Big Tech Pushes Back Against COVID-19 Work-from-Home Policies

Big Tech Pushes Back Against COVID-19 Work-from-Home Policies


An Ars Technica piece highlighted one of the more interesting bits of fallout from COVID-19 – the pandemic may have forced a work-from-home trial run, but for many, that’s all it was. And it’s time to return to the office.

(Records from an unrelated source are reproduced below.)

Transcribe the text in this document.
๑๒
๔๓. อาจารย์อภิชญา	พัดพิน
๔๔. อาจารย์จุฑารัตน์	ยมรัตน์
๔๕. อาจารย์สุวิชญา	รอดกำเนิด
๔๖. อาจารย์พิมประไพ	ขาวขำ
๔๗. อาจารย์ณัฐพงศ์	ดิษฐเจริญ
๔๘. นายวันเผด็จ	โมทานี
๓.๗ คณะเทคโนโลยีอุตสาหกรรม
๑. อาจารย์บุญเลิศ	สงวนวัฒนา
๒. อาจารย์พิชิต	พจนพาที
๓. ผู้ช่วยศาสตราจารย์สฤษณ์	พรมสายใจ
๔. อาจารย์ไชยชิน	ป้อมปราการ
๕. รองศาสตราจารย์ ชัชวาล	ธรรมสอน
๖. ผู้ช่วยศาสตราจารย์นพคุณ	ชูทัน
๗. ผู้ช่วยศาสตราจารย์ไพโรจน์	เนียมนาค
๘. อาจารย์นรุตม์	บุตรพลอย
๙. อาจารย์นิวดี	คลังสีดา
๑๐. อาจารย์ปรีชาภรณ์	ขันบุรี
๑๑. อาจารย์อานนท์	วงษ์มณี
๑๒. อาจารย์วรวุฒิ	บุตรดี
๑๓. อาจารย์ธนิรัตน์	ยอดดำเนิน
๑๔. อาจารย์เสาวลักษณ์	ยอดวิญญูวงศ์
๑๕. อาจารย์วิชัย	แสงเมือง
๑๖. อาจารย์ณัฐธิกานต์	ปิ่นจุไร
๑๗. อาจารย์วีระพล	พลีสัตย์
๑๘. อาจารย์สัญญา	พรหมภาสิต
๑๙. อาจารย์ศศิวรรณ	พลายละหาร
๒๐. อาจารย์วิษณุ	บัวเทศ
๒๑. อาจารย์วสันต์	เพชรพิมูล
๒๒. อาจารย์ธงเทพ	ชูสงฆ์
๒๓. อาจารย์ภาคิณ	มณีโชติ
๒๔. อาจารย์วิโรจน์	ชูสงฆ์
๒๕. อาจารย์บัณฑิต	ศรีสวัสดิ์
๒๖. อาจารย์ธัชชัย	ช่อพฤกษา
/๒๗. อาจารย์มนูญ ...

The funniest part is that COVID-19 only effected PSD tangentially – we’ve always worked remotely. So at least from a work perspective – and believe me, I only mean from that focused perspective – 2020 was business-as-usual.

But for Silicon Valley (and most office jobs), which usually resides on the bleeding edge of innovation, their internal policies can be less-than-progressive.

Back in 2013, Yahoo CEO Marissa Mayer famously insisted that all employees with work-from-home arrangements needed to return to the office. 

“Speed and quality are often sacrificed when we work from home,” read the internal memo (which leaked courtesy of some pissed-off employees). “We need to be one Yahoo!, and that starts with physically being together.”

In the intervening years, the overall vibe remained that a remote work environment kills productivity – despite all evidence to the contrary. And while the coronavirus forced Big Tech to reconsider old prejudices, it didn’t quite stick.

While Twitter is maintaining its remote work environment indefinitely (“Opening offices will be our decision,” said a spokesperson. “When and if our employees come back, will be theirs”), Apple is forcing its staff to return to the office three days a week starting in early September.

“For all that we’ve been able to achieve while many of us have been separated, the truth is that there has been something essential missing from this past year: each other,” said Apple CEO Tim Cook.

Google is also trying to pull its workforce back to the office, though their work-from-home policy was recently extended to mid-October, and Lyft postponed its return-to-office plans until February of 2022. And there’s no telling how the latest COVID-19 Delta Variant will effect these plans. In many of the more congested pockets of the country, lawmakers and businesses are already nudging consumers to put masks back on indoors.

Whether work-from-home sticks across the board, it certainly seems like we’re on the verge of a very different “new normal.”